During the suspension and review periods, any sites that carried content from such sources would face punishment, he said.
Xie’s comments followed the administration’s release last month of a “white list” of news outlets whose content can be carried by other media.
The list included 1,358 news outlets but excluded some of the more well regarded mainland Chinese news organisations, including Caixin, The Economic Observer, Caijing magazine and the 21st Century Business Herald.
Caixin is a financial outlet known for its investigative reporting and was on the previous list released in 2016.
The list not only includes Chinese newspapers, magazines, news services, television networks and radio broadcasters, but also a large number of official social media accounts run by governments, Communist Party organs and their local branches.
Xie said the list was subject to periodic updates, based on the performance of the approved news outlets, and news organisations that were not on the list could apply for inclusion.
He made the remarks as part of an announcement that Beijing would host the China Internet Civilisation Conference later this week.
Administration deputy head Sheng Ronghua said Chinese authorities would use the conference to present the country’s vision and experience in internet governance.
The one-day conference will include seven subpanels, including one on the “construction” of online content, one on the responses to challenges of cyber “ecology” and one on algorithms.
China has a strict and complex registration and accreditation system for its journalists.

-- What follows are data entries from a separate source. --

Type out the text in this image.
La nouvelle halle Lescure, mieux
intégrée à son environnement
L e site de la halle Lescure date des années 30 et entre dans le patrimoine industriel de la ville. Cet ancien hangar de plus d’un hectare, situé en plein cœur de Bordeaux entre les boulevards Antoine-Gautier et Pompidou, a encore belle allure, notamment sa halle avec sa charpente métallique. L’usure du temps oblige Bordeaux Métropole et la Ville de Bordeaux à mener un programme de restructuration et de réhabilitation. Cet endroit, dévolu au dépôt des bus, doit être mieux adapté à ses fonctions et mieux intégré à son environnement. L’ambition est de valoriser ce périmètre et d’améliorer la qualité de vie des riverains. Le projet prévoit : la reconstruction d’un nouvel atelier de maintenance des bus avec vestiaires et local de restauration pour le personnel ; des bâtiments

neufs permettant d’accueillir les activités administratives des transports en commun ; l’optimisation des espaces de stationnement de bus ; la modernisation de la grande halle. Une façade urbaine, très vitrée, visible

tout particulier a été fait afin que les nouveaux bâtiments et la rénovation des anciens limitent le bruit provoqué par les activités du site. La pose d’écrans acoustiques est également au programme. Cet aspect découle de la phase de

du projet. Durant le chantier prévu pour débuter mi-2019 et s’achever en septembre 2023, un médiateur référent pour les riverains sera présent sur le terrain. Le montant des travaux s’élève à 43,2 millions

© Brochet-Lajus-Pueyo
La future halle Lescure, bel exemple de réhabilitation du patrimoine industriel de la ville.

Reporters with mainland-based news organisations are required to take specific courses and tests before they can obtain their accreditations, which are subject to annual review.
All news organisations also need to be approved by news regulators.
The CAC has over the years rolled out more restrictions on the dissemination of news articles on the internet.
In a directive last week, the National Development and Reform Commission, the country’s top economic planner, underlined a ban on private capital in news organisations.
The ban was expanded to include involvement of “non-public capital” in “hosting news forums or award presentations”.
The restrictions are part of a broader push to prevent private capital influencing public discourse, with a number of senior officials pledging to stop the “irrational expansion of capital” across sectors including the internet.